Buddies. Especially, beer buddies. Being abroad, away from my regular social circle, certainly made abstention easier. I learned that beers make bores easier to bear. And for good company, it’s the shared drink that bonds, not the alcohol content of said drink.

Flavor. It’s said alcohol makes food taste better. This wine for cheese, that beer for pierogi, this liqueur for potica, this cognac for Virginia tobacco. Turns out, not so much. My taste buds’ sensitivity went up, and my appreciation for dousing my food with rotten grape juice went down.

Alcohol-free beer. Oh, god, I came to appreciate this. I used to be first in line to denounce alcohol-free beer as a disgusting abomination, bitter water with nothing to recommend it. Mea culpa. I toss bitter ashes upon my brow. It’s perfect. Just enough beer-like that I can swig it with beer buddies, without coming across as a smug janissary, while still containing enough bitterness and horrid taste to give that mortification-of-the-flesh feel to make me know I’m a grown up doing grown up things.

Yesterday I had my first beer in 204 days. A nice little Bavarian Paulaner to go with a platter of sausages, sauerkraut, roast potatoes and pickles**.

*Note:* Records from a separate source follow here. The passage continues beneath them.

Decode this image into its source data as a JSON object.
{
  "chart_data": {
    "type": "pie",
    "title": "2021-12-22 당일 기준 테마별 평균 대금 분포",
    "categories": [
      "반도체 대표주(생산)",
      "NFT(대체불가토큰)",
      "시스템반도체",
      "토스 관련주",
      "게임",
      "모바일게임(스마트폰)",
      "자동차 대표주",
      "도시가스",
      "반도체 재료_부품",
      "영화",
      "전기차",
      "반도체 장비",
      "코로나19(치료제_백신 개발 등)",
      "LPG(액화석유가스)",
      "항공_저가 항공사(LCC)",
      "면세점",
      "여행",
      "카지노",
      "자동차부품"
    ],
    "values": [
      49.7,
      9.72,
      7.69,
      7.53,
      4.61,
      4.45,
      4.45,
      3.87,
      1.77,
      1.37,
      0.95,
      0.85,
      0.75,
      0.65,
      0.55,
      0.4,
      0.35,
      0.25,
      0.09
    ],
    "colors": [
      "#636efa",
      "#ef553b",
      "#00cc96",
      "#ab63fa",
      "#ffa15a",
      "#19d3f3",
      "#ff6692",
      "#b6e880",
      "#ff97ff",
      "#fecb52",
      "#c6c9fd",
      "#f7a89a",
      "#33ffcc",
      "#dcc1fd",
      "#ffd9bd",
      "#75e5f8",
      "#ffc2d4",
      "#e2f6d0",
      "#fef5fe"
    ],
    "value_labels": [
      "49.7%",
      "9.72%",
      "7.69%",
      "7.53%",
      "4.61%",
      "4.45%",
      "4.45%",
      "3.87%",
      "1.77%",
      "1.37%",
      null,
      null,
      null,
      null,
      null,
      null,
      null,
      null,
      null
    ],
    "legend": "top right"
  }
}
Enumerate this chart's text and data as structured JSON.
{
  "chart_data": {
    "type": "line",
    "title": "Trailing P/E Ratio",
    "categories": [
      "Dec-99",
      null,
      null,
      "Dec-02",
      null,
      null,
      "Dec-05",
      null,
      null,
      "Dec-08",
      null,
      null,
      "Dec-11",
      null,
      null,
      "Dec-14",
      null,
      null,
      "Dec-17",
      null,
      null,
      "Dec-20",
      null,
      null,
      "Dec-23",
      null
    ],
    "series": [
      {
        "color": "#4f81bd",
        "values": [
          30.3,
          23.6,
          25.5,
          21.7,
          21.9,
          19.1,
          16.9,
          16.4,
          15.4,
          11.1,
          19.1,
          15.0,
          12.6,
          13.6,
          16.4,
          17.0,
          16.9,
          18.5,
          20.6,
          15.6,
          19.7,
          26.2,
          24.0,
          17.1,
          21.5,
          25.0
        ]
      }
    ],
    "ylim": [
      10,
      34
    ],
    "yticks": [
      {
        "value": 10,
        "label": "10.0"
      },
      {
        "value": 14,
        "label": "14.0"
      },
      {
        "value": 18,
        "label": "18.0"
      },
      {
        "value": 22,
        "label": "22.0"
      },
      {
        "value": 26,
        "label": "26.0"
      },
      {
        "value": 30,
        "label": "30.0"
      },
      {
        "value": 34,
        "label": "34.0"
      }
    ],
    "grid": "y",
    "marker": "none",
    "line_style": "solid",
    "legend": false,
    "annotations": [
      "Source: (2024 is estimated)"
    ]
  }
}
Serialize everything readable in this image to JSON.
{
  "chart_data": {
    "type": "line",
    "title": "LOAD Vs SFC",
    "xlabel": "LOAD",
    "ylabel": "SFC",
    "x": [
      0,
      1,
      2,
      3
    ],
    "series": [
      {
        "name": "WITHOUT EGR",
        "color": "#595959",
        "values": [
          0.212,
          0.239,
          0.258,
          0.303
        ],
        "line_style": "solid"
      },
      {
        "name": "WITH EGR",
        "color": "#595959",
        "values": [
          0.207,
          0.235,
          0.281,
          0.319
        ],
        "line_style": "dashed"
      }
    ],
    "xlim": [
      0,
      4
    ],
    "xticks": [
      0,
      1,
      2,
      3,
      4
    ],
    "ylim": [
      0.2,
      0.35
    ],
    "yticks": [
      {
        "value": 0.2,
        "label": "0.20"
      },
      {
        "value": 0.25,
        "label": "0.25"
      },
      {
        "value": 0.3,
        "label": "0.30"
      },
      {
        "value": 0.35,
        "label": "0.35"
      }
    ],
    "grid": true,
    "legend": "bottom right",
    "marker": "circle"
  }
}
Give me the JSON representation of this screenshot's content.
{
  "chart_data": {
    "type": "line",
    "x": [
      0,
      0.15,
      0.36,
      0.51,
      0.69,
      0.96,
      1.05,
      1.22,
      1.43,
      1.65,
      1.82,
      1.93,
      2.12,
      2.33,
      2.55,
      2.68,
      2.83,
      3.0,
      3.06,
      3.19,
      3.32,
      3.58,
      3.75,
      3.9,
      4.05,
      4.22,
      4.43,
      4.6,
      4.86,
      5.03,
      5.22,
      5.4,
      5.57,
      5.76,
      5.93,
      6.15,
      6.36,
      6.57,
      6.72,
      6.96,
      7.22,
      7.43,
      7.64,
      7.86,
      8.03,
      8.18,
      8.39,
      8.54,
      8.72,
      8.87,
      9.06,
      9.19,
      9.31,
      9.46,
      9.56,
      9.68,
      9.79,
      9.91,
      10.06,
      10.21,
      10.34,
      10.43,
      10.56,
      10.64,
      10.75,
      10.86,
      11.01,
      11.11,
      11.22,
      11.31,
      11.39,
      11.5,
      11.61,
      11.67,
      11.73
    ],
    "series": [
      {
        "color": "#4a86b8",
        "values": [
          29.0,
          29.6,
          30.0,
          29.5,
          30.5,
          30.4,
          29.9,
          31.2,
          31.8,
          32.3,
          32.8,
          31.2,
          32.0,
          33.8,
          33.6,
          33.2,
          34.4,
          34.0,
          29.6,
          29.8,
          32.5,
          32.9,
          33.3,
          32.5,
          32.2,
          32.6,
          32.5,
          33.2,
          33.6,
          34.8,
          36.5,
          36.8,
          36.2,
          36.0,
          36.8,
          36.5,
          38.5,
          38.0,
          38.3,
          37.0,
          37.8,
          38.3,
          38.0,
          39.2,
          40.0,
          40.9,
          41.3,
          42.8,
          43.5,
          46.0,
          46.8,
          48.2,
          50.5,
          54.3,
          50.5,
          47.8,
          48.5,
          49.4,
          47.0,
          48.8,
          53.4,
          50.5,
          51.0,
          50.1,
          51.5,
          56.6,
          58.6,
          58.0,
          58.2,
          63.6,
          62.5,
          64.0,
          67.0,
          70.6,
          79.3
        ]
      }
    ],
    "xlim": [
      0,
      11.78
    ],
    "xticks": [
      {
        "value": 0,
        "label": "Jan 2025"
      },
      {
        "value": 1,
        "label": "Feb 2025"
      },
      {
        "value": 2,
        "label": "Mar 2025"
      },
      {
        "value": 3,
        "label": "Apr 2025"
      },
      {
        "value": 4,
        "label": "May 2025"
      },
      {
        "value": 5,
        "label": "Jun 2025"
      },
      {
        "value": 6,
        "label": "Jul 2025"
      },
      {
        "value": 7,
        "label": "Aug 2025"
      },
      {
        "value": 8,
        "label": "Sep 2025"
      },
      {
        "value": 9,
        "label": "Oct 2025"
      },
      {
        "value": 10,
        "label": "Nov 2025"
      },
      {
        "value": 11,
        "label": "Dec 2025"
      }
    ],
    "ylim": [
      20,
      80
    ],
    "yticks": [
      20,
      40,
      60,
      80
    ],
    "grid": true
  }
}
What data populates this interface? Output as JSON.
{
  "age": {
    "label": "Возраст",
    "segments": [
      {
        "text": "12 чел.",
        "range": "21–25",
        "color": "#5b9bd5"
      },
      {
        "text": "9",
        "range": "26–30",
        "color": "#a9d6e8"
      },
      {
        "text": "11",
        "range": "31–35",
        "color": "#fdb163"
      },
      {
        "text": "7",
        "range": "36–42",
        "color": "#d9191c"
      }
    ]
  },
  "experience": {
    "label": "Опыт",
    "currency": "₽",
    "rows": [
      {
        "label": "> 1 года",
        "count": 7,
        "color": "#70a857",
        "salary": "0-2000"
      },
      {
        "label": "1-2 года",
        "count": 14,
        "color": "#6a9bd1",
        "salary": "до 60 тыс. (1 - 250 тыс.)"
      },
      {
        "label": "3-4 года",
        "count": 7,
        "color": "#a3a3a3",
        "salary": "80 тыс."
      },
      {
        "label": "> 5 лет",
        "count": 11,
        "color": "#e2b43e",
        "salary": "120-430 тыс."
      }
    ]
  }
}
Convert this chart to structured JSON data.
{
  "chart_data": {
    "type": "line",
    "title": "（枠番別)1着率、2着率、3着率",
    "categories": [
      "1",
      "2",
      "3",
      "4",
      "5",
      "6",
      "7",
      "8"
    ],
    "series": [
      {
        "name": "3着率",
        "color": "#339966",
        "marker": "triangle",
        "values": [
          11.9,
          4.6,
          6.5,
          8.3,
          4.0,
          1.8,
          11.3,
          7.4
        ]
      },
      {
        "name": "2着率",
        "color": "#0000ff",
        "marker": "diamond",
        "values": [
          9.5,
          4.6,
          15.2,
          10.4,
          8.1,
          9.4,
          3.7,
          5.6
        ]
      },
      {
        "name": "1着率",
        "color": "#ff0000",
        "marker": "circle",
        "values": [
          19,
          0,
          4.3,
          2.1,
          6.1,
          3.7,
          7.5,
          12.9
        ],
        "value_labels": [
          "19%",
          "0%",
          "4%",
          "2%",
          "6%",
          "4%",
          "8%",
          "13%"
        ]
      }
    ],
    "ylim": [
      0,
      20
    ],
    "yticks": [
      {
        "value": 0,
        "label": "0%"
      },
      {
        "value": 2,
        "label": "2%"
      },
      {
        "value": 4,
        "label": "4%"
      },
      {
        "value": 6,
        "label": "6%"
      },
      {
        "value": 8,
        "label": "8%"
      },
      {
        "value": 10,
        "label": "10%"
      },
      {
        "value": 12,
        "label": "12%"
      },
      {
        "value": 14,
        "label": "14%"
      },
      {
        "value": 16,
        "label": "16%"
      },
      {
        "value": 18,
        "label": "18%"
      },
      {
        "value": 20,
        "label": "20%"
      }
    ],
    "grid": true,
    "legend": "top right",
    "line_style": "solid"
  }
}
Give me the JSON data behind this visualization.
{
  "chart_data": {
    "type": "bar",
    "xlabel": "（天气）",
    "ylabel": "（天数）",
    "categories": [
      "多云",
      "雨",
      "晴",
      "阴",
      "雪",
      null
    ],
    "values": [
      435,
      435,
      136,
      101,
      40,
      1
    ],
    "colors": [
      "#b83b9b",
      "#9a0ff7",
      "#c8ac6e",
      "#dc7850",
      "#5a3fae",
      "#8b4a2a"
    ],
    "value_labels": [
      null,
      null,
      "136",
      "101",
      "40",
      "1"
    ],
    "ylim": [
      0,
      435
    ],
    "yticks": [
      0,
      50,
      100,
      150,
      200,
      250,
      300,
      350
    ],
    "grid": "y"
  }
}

Now, I suspect what you’re expecting.

Did angels sing as I drank that cool brown brew? Did fireworks go off as foam flecked my lips? Did a dance number break out as sausage swirled with stolid German beer? Did I call the waiter for rounds two, three and, finally, four?

It’s a yes, right?

No. Left.

It was nothing special. The beer could have been a 0% Hite or a fizzy water or a cup of green tea for all the favors it did to the meat. As for myself, I dreaded alcohol’s aftereffects more than I enjoyed it’s near absent buzz.

Gosh.

I think I’ve trained myself off the booze by experiment.

—///—

*Unless you are unfamiliar with local laws and try to buy an alcoholic beverage in a shop after 9 p.m.

**Because pickled vegetables are always a side dish in Korea.